Cooler autumn weather typically coincides with cooling homebuyer activity and mortgage originations.
October’s mortgage activity reflected that seasonal trend, according to the latest Market Advantage report from Optimal Blue, with total mortgage rate lock volume falling 4% month over month. Purchase rate locks declined 1.5% from September and rate-and-term refinances dipped 14%.
But cash-out refinances rose 6% for the month, which “speaks to the market’s resilience,” according to Mike Vough, head of corporate strategy at Optimal Blue.
“Purchase activity held steady and refinance demand — particularly cash-outs — remained strong,” Vough observed in a press release. “Even after September’s record pace, October delivered another standout month for originations.”
September’s refinance wave was the largest since 2022, with the cash-out refinance share gaining 13% during the month.
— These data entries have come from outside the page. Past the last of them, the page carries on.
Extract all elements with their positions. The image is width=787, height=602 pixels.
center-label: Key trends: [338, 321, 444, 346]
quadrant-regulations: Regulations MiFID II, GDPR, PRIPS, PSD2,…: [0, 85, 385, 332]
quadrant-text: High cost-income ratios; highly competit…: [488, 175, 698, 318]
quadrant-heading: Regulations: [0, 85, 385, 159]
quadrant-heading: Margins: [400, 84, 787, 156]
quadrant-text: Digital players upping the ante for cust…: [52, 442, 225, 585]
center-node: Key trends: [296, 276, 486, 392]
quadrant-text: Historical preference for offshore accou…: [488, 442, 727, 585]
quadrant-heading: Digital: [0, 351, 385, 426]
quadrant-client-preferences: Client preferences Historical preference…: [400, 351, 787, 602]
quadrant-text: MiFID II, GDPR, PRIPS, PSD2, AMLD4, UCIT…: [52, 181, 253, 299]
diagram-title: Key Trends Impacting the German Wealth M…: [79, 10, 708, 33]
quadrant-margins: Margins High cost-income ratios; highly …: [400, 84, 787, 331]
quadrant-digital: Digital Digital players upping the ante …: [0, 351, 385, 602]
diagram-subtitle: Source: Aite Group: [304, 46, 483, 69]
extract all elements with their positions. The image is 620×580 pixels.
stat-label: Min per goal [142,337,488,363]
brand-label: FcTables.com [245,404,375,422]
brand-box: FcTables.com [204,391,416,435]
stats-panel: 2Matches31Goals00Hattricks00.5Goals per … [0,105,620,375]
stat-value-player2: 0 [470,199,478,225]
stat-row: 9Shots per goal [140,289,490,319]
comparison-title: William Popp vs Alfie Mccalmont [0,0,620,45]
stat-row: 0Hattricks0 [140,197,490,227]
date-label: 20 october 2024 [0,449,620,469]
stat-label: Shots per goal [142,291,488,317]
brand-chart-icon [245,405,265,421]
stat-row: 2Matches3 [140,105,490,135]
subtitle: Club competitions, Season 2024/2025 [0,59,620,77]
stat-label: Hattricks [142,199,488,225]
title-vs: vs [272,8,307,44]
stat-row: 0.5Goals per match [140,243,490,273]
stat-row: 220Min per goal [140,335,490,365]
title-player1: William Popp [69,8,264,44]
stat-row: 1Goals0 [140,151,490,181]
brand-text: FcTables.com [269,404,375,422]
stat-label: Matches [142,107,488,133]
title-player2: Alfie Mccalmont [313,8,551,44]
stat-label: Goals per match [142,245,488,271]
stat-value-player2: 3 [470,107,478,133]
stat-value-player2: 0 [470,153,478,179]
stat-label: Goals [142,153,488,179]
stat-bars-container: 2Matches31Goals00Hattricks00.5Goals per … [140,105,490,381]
Refinances accounted for 37% of mortgage production volume in October, per the Optimal Blue report, which is down 176 basis points from September but up 11.4 points year over year.
In terms of product mix, loans backed by the Federal Housing Administration and those meeting Fannie Mae’s and Freddie Mac’s conforming limits gained market share, while loans backed by the U.S. Department of Veterans Affairs (VA) lost ground.
Optimal Blue attributed this trend to VA refinance activity reacting faster to interest rate reductions last month, “leading to a front-loading of VA locks in September.”
Non-qualified mortgage (non-QM) volume accounted for just shy of 8% of total originations, an improvement from September but still behind August’s record 8.34% mark.
Drilling into the non-QM mix, bank statement loans accounted for 34.8% of non-QM rate locks in October, up from 33.1% in September. Debt-service coverage ratio (DSCR) loans also rose in October to a 29.2% share from 28.2% the prior month.
In the non-QM secondary market, the report noted that lenders “continued to strengthen execution strategies” during October.
Agency mortgage-backed security (MBS) executions rose to 46% of hedged loan sales in October from 42% in September, while sales to aggregators and the Fannie and Freddie cash window fell by 100 basis points and 200 basis points, respectively.
“October’s secondary market data reflected clear strength in execution,” Vough noted. “Lenders leaned further into MBS sales and maintained access to top-tier pricing, signaling disciplined hedging and growing investor confidence.”